Myriam Leroy
Myriam Leroy Journaliste, chroniqueuse, écrivain

20.45 BE 1

D’ ERIK SILANCE.Coupable. Quand Léopold Storme, 23 ans, entend le verdict de la cour d’assises de Bruxelles, il est terrassé par le choc. Le téléspectateur d’ A charge ou à décharge n’en sort pas non plus indemne: l’expression d’un gamin se débattant seul dans les mailles du filet de la justice -sa mâchoire prête à se décrocher, ses yeux tombant de leurs orbites- tord le ventre. Qu’il soit ou non derrière le meurtre sauvage de ses parents et de sa s£ur dans leur magasin des Marolles, en juin 2007.

A l’issue de ce film signé Erik Silance, on peut difficilement se prononcer sur sa culpabilité. La seule certitude qui se dessine pour le spectateur est celle du doute. Un doute qui doit profiter à l’accusé. « Je suis content de ne pas avoir été juré dans ce procès », confie Erik Silance. Les jurés, eux, ont condamné le jeune homme à 26 ans de prison. Une peine clémente s’il est coupable, monstrueuse s’il ne l’est pas et qu’il doit ajouter à son deuil une injuste privation de liberté.
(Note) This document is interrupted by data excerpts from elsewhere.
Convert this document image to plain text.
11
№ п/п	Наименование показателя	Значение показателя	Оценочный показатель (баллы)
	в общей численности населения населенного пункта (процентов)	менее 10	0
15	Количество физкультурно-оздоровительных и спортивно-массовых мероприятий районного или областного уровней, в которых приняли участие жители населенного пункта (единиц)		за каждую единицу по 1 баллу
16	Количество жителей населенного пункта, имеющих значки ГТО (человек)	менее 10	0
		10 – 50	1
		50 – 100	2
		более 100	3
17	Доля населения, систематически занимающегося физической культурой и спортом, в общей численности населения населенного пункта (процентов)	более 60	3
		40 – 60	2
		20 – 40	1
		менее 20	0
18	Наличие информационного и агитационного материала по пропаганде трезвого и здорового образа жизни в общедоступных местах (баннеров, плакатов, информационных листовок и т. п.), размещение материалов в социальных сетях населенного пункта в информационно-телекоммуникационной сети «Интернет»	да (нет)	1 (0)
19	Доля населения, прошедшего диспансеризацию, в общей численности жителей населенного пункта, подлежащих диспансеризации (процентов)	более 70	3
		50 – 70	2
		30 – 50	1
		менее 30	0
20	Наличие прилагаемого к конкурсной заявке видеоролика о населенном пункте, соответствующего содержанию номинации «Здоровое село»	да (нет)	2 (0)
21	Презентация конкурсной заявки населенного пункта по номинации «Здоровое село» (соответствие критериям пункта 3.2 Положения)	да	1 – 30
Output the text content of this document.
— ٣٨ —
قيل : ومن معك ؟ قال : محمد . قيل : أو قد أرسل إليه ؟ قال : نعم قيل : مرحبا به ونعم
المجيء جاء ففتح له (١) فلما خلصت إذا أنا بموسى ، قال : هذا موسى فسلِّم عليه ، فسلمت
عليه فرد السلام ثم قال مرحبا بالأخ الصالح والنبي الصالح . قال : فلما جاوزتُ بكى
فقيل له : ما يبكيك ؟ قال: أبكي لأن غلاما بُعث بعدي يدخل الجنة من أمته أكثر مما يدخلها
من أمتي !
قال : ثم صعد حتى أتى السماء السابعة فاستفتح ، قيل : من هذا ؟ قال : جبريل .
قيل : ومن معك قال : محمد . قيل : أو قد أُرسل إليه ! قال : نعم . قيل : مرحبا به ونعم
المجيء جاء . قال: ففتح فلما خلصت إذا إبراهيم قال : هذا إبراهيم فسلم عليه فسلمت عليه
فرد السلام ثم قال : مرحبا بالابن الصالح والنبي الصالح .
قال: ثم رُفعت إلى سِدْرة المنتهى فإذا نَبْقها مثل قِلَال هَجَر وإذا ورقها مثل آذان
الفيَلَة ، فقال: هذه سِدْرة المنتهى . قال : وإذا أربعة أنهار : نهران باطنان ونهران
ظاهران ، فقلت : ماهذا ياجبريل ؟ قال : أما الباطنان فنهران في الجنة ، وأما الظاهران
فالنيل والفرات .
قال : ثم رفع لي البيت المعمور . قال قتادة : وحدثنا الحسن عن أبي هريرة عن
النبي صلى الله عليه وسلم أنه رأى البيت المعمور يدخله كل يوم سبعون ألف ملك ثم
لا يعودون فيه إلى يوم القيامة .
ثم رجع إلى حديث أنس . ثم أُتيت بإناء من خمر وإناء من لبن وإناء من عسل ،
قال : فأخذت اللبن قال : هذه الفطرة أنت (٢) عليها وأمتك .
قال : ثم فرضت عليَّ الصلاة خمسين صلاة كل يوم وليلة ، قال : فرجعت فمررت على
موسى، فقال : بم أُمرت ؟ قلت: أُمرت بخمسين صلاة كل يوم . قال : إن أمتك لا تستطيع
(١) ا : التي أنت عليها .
Sans commentaire, Erik Silance retrace chronologiquement son procès exceptionnel -sans tomber, justement, dans le réquisitoire à charge ou à décharge. Un mois de tournage, quelques jours à peine de montage -le rideau est tombé sur la cour d’assises de l’arrondissement de Bruxelles-Capitale à la fin du mois d’octobre. « On ne s’est pas concentré sur son passé, ses études, ses relations, mais sur les faits. Ce n’est pas un sujet sur l’enquête ni sur l’affaire… C’est un sujet sur le procès. « 

Timbre brisé

Et de fait, c’est tout le mécanisme du fonctionnement de la justice pénale qui se déploie et s’expose crûment face aux caméras. Sa mise en scène, son archaïsme quelquefois. Et, paradoxalement, ses côtés inhumains et humains à la fois. Le gigantisme d’une institution codifiée à l’extrême, et les tourments sincères qui remuent ses protagonistes. Ainsi de Me Mayence, convaincu de l’innocence de son client, visiblement profondément choqué que le jury populaire ne l’ait pas suivi. Ainsi de l’ancien étudiant de l’ULB qui se défend maladroitement d’avoir décimé sa famille, le timbre brisé, qui dit « papa » et « maman », qui pleure tandis que la présidente Karine Gérard l’exhorte à poursuivre son récit plus fort, plus vite. L’homme face à la foule, l’individu face au bulldozer de la masse… Erik Silance, juriste de formation, est fils d’avocat. « Mon père me disait que si quelqu’un était pris dans les mailles de la justice pénale, la machine avait une telle force qu’il était difficile voire impossible de s’en dépêtrer. Cette réflexion m’est revenue en tête pendant le tournage de ce film.  » Un document d’une force rare.